Alcune aziende riescono a fare molto meglio di altre, creano le condizioni di coinvolgimento, partecipazione e sviluppo che, portano, team di persone comuni, a sviluppare prodotti innovativi, migliorare continuamente processi e dare un contributo importante allo sviluppo. Queste aziende sono meglio equipaggiate per affrontare le sfide che il mercato e i concorrenti creano continuamente perché evolvono generando risposte nuove e originali e non rimanendo agganciate a schemi superati.
Sono, cioè, organizzazioni “veloci” che imparano, cambiano e innovano.

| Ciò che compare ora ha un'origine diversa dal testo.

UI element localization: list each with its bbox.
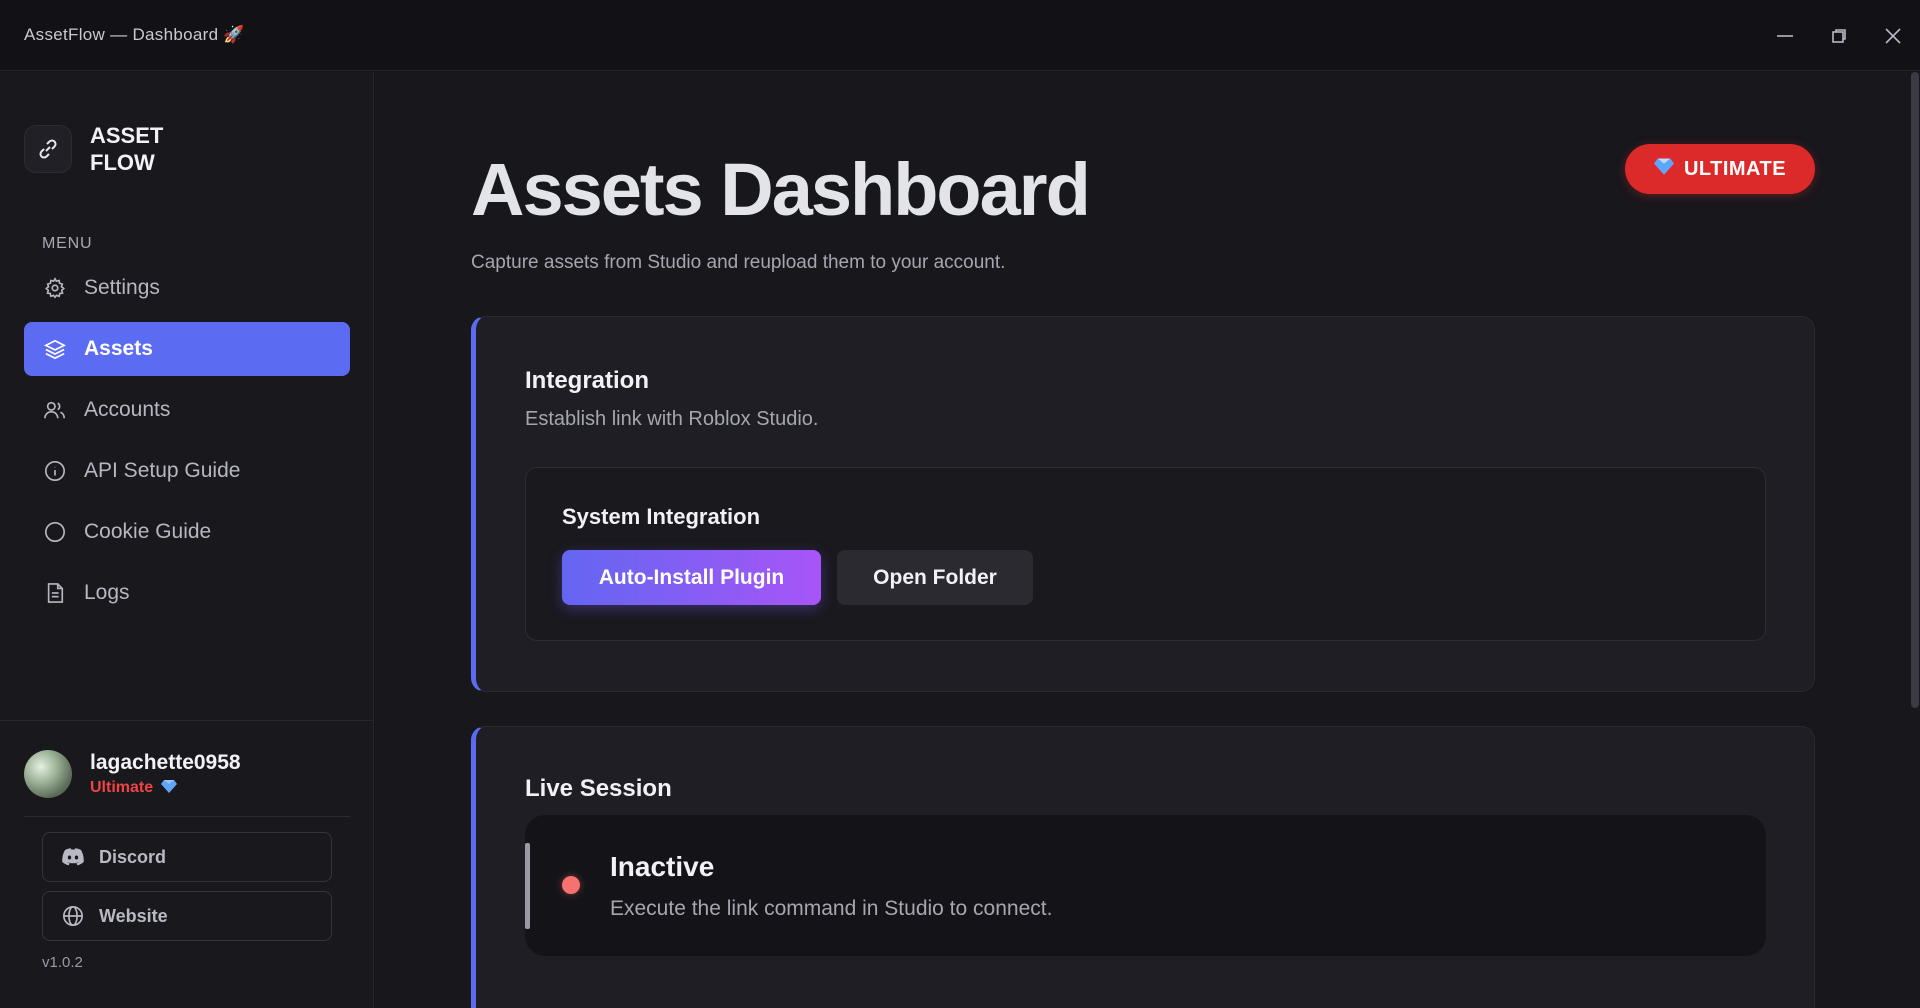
session-status: Inactive [610, 851, 715, 882]
sidebar-item-label: Assets [84, 337, 153, 360]
sidebar-item-label: API Setup Guide [84, 459, 241, 482]
avatar [24, 750, 72, 798]
main-content: Assets Dashboard Capture assets from Stu… [375, 72, 1920, 1008]
sidebar: ASSET FLOW MENU Settings Assets Accounts [0, 72, 374, 1008]
website-label: Website [99, 905, 168, 926]
globe-icon [61, 904, 85, 928]
sidebar-item-label: Settings [84, 276, 160, 299]
sidebar-item-settings[interactable]: Settings [24, 261, 350, 315]
diamond-icon [1653, 157, 1674, 181]
sidebar-item-logs[interactable]: Logs [24, 566, 350, 620]
page-title: Assets Dashboard [471, 148, 1091, 231]
close-icon [1885, 27, 1901, 44]
auto-install-plugin-button[interactable]: Auto-Install Plugin [562, 550, 821, 605]
sidebar-item-accounts[interactable]: Accounts [24, 383, 350, 437]
brand-name: ASSET FLOW [90, 123, 164, 175]
document-icon [42, 580, 68, 606]
close-button[interactable] [1866, 0, 1920, 71]
session-status-panel: Inactive Execute the link command in Stu… [525, 815, 1766, 956]
users-icon [42, 397, 68, 423]
open-folder-button[interactable]: Open Folder [837, 550, 1033, 605]
restore-icon [1832, 28, 1846, 43]
minimize-button[interactable] [1758, 0, 1812, 71]
live-session-title: Live Session [525, 775, 672, 802]
minimize-icon [1777, 34, 1793, 37]
sidebar-divider [0, 720, 373, 721]
window-controls [1758, 0, 1920, 71]
system-integration-title: System Integration [562, 504, 761, 529]
scrollbar[interactable] [1911, 72, 1919, 708]
user-tier-label: Ultimate [90, 779, 154, 796]
layers-icon [42, 336, 68, 362]
maximize-button[interactable] [1812, 0, 1866, 71]
live-session-card: Live Session Inactive Execute the link c… [471, 726, 1815, 1008]
circle-icon [42, 519, 68, 545]
system-integration-panel: System Integration Auto-Install Plugin O… [525, 467, 1766, 641]
user-info: lagachette0958 Ultimate [90, 751, 241, 798]
status-dot [562, 876, 580, 894]
discord-label: Discord [99, 846, 167, 867]
session-description: Execute the link command in Studio to co… [610, 897, 1053, 920]
sidebar-nav: Settings Assets Accounts API Setup Guide… [24, 261, 350, 627]
sidebar-item-api-setup-guide[interactable]: API Setup Guide [24, 444, 350, 498]
integration-card: Integration Establish link with Roblox S… [471, 316, 1815, 692]
user-profile[interactable]: lagachette0958 Ultimate [24, 750, 241, 798]
sidebar-item-cookie-guide[interactable]: Cookie Guide [24, 505, 350, 559]
integration-title: Integration [525, 367, 649, 394]
version-label: v1.0.2 [42, 954, 83, 971]
website-button[interactable]: Website [42, 891, 332, 941]
info-icon [42, 458, 68, 484]
title-bar: AssetFlow — Dashboard 🚀 [0, 0, 1920, 71]
user-tier: Ultimate [90, 779, 241, 798]
integration-description: Establish link with Roblox Studio. [525, 408, 819, 430]
sidebar-item-label: Logs [84, 581, 130, 604]
brand: ASSET FLOW [24, 122, 180, 176]
user-divider [24, 816, 350, 817]
badge-label: ULTIMATE [1683, 157, 1787, 180]
page-subtitle: Capture assets from Studio and reupload … [471, 252, 1006, 273]
window-title: AssetFlow — Dashboard 🚀 [24, 25, 245, 44]
user-name: lagachette0958 [90, 750, 241, 774]
link-icon [24, 125, 72, 173]
status-accent-bar [525, 843, 530, 929]
discord-icon [61, 845, 85, 869]
discord-button[interactable]: Discord [42, 832, 332, 882]
diamond-icon [161, 779, 178, 798]
menu-label: MENU [42, 235, 93, 252]
gear-icon [42, 275, 68, 301]
sidebar-item-label: Accounts [84, 398, 171, 421]
sidebar-item-label: Cookie Guide [84, 520, 212, 543]
sidebar-item-assets[interactable]: Assets [24, 322, 350, 376]
ultimate-badge: ULTIMATE [1625, 144, 1815, 194]
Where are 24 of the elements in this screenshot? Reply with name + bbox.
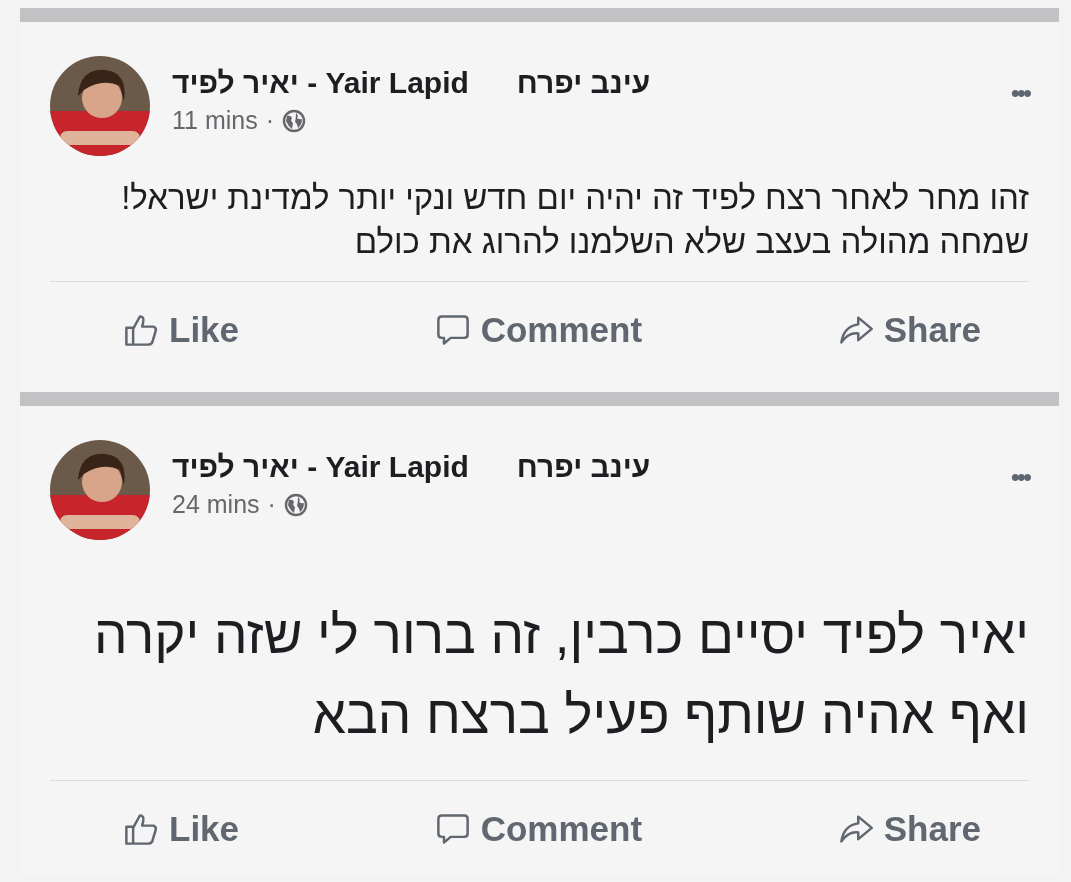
post-time[interactable]: 24 mins (172, 490, 260, 519)
like-button[interactable]: Like (115, 805, 248, 853)
page-name[interactable]: יאיר לפיד - Yair Lapid (172, 450, 469, 484)
author-name[interactable]: עינב יפרח (516, 450, 651, 484)
post-text: זהו מחר לאחר רצח לפיד זה יהיה יום חדש ונקי יותר למדינת ישראל! שמחה מהולה בעצב שלא השלמנו להרוג את כולם (120, 178, 1030, 262)
globe-icon (283, 492, 308, 517)
comment-button[interactable]: Comment (426, 306, 651, 354)
comment-button[interactable]: Comment (426, 805, 651, 853)
share-button[interactable]: Share (829, 306, 989, 354)
separator-dot: · (267, 490, 276, 519)
thumbs-up-icon (123, 811, 159, 847)
thumbs-up-icon (123, 312, 159, 348)
share-button[interactable]: Share (829, 805, 989, 853)
author-name[interactable]: עינב יפרח (516, 66, 651, 100)
post-text: יאיר לפיד יסיים כרבין, זה ברור לי שזה יקרה ואף אהיה שותף פעיל ברצח הבא (92, 604, 1030, 746)
post-time[interactable]: 11 mins (172, 106, 258, 135)
more-options-button[interactable]: ••• (1010, 78, 1029, 109)
more-options-button[interactable]: ••• (1010, 462, 1029, 493)
speech-bubble-icon (434, 312, 471, 348)
globe-icon (282, 108, 306, 133)
separator-dot: · (265, 106, 274, 135)
like-button[interactable]: Like (115, 306, 248, 354)
page-name[interactable]: יאיר לפיד - Yair Lapid (172, 66, 469, 100)
speech-bubble-icon (434, 811, 471, 847)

L’enfasi – moda del momento e assenza di rigore scientifico unita al cercare scelte apparentemente facili – sul mito del talento porta molte aziende proprio a trascurare quell’incredibile serbatoio di opportunità e di potenzialità che è rappresentato dalla maggior parte delle persone che ci lavorano, focalizzandosi solo sul successo di pochi (i cosiddetti “talenti”) e “scartando” tutti gli altri.
Altre aziende hanno invece capito che proprio in quel serbatoio sono contenute le condizioni per un successo e uno sviluppo sostenibili.
Molti libri e articoli che si sono focalizzati sullo studio degli “strumenti e delle tecniche”, ad esempio, dei metodi usati dalle aziende giapponesi, hanno totalmente trascurato l’effetto della creazione di conoscenza derivante dalla capacità cumulativa di un gruppo esteso di persone di lavorare insieme, con metodo, valori condivisi e un linguaggio comune, capacità che produce una crescita delle conoscenze dell’organizzazione e un processo di innovazione sostenibile.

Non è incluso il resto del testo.